Puede explicarse eso con un ejemplo de la relación humana. Supongamos una pareja de enamorados, verdaderamente enamorados (y no solo sexualmente atrapados y ciegos). Cuando uno hable del otro, por mucha verdad que pueda decir sobre él (o sobre ella), siempre transmitirá también algo de sí mismo, por la confianza o el entusiasmo y las ganas de vivir que transparenta. Algo que no podrán decir las otras gentes que hablen de él (o de ella), por mucho que le conozcan.

Esa experiencia la tuve personalmente leyendo y escuchando a K. Rahner: cuando hablaba de temas como la historia del sacramento de le penitencia o la cristología en una visión evolutiva del mundo…, Rahner transmitía informaciones y enseñanzas. Cuando hablaba de Dios, muchas veces transmitía algo más, que a mí me dejaba en silencio.

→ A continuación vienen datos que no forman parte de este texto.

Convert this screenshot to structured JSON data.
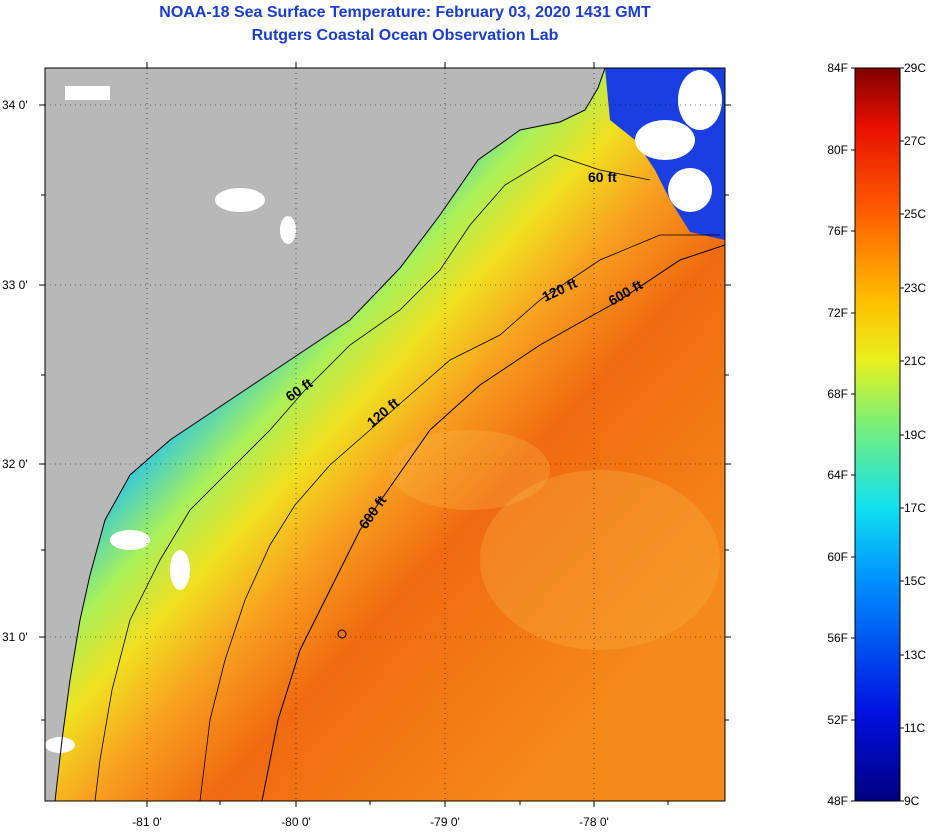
{
  "title_line1": "NOAA-18 Sea Surface Temperature:  February 03, 2020 1431 GMT",
  "title_line2": "Rutgers Coastal Ocean Observation Lab",
  "lat_labels": [
    "34 0'",
    "33 0'",
    "32 0'",
    "31 0'"
  ],
  "lon_labels": [
    "-81 0'",
    "-80 0'",
    "-79 0'",
    "-78 0'"
  ],
  "contour_labels": [
    "60 ft",
    "120 ft",
    "600 ft",
    "60 ft",
    "120 ft",
    "600 ft"
  ],
  "colorbar": {
    "fahrenheit": [
      "84F",
      "80F",
      "76F",
      "72F",
      "68F",
      "64F",
      "60F",
      "56F",
      "52F",
      "48F"
    ],
    "celsius": [
      "29C",
      "27C",
      "25C",
      "23C",
      "21C",
      "19C",
      "17C",
      "15C",
      "13C",
      "11C",
      "9C"
    ]
  },
  "colors": {
    "land": "#b8b8b8",
    "title": "#1a3cd0"
  }
}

Y creo que era precisamente por eso por lo que Rahner solía decir (otra vez la paradoja) que el buen creyente procura no hablar mucho de Dios: quizá para evitar esa especie de charlatanería teologal de muchos que se creen por eso más católicos.

Y de aquí viene la paradoja suprema en el tema de Dios. Wittgenstein acuñó aquel tan sabio y repetido consejo: “de lo que no se puede hablar, mejor es callar”. Y esa norma tan lúcida resulta que vale para todo menos para Dios: porque ese lenguaje imposible transmite algo que está más allá de lo que intenta decir: en el modo como lo dice. Por eso, no sé ya si fue el mismo Wittgenstein o algún comentarista posterior, el que matizó diciendo: de lo que no se puede hablar, a veces hay que intentar hablar (cosa que algo podemos también atisbar en el tema del amor).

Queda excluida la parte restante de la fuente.